Nie ma zbiegów okoliczności, są tylko znaki – można by sentencjonalnie powiedzieć. Tak się złożyło, że 13 kwietnia, gdy szef polskiego MSZ wygłaszał w Sejmie exposé, na portalu magazynu „Foreign Affairs” ukazał się artykuł Richarda Haasa i Charlesa Kupchana zatytułowany „Zachód potrzebuje nowej strategii na Ukrainie. Plan na przejście z pola bitwy do stołu negocjacyjnego”.

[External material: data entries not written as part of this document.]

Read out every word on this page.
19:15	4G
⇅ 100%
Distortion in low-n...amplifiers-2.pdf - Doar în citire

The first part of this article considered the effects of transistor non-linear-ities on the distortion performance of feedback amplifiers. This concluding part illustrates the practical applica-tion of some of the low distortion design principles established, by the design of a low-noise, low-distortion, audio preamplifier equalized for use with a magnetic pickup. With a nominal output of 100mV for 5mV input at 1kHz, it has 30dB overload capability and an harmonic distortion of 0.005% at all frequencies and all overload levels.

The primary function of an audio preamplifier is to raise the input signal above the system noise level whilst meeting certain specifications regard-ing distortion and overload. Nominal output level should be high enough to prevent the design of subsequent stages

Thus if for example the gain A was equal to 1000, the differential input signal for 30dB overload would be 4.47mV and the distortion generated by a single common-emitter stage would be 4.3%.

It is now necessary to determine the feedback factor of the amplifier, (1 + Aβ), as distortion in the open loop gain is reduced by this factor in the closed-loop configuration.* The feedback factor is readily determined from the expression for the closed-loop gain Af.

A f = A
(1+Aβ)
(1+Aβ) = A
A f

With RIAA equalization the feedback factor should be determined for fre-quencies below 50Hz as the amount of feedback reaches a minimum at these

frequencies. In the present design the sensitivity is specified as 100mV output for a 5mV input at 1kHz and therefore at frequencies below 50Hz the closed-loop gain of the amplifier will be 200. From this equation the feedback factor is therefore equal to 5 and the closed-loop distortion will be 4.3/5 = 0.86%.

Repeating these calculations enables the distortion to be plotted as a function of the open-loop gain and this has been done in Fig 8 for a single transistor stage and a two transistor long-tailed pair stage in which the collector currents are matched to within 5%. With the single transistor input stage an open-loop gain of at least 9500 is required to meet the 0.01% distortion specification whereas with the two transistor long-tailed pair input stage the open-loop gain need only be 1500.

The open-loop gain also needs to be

Autorzy tekstu nie są przypadkowymi publicystami. Haas, zajmujący się sprawami międzynarodowymi przez całą swoją zawodową karierę, w tym jako członek administracji George’a W. Busha, to szef Council on Foreign Relations (CFR), jednej z najważniejszych instytucji zajmujących się w USA polityką zagraniczną, mającej za sobą ponad 100-letnią historię. Kupchan, obecnie także związany z CFR, był wcześniej powiązany z demokratycznymi administracjami Baracka Obamy i Billa Clintona. To ważne, bo oznacza to, że pod tezami postawionymi w tekście podpisało się dwóch analityków w swojej karierze związanych z dwoma amerykańskimi obozami politycznymi. Oznacza to również, że ich artykuł jest czymś więcej niż tylko zwykłą opinią. Ma walor programowy i z dużym prawdopodobieństwem odbija sposób myślenia znacznej części amerykańskiej elity.
Sprzeczne z dyplomacją
Pomiędzy tonacją wystąpienia ministra Raua a wydźwiękiem tekstu Haasa i Kupchana kontrast jest potężny. Można odnieść wrażenie, że choć tematem jednego i drugiego była wojna rosyjsko-ukraińska, to szef polskiego MSZ i amerykańscy analitycy żyją w dwóch różnych rzeczywistościach, pomiędzy którymi brak połączenia.
Czytaj więcej
PiS zlekceważył wszelkie ostrzeżenia w sprawie zboża z Ukrainy.
W wystąpieniu ministra Raua uderzało, że choć było to wystąpienie o całości polskiej polityki zagranicznej, niemal każdy jej aspekt był recenzowany i oceniany wyłącznie poprzez kryterium wojny w Ukrainie. Tak szef MSZ oceniał relacje z Francją, Niemcami, oczywiście Stanami Zjednoczonymi, z Chinami, ale także z państwami, których ta wojna nie dotyczy, które nie są nią zainteresowane i nie mają żadnego powodu, aby się wobec niej określać. Rau oznajmił: „Stosunek naszych partnerów do rosyjskiej agresji na Ukrainę oraz poziom ich zaangażowania w udzielanie jej pomocy w odpieraniu agresji są dla nas podstawowym kryterium określającym zakres i intensywność naszej współpracy dwustronnej w najbliższej perspektywie”.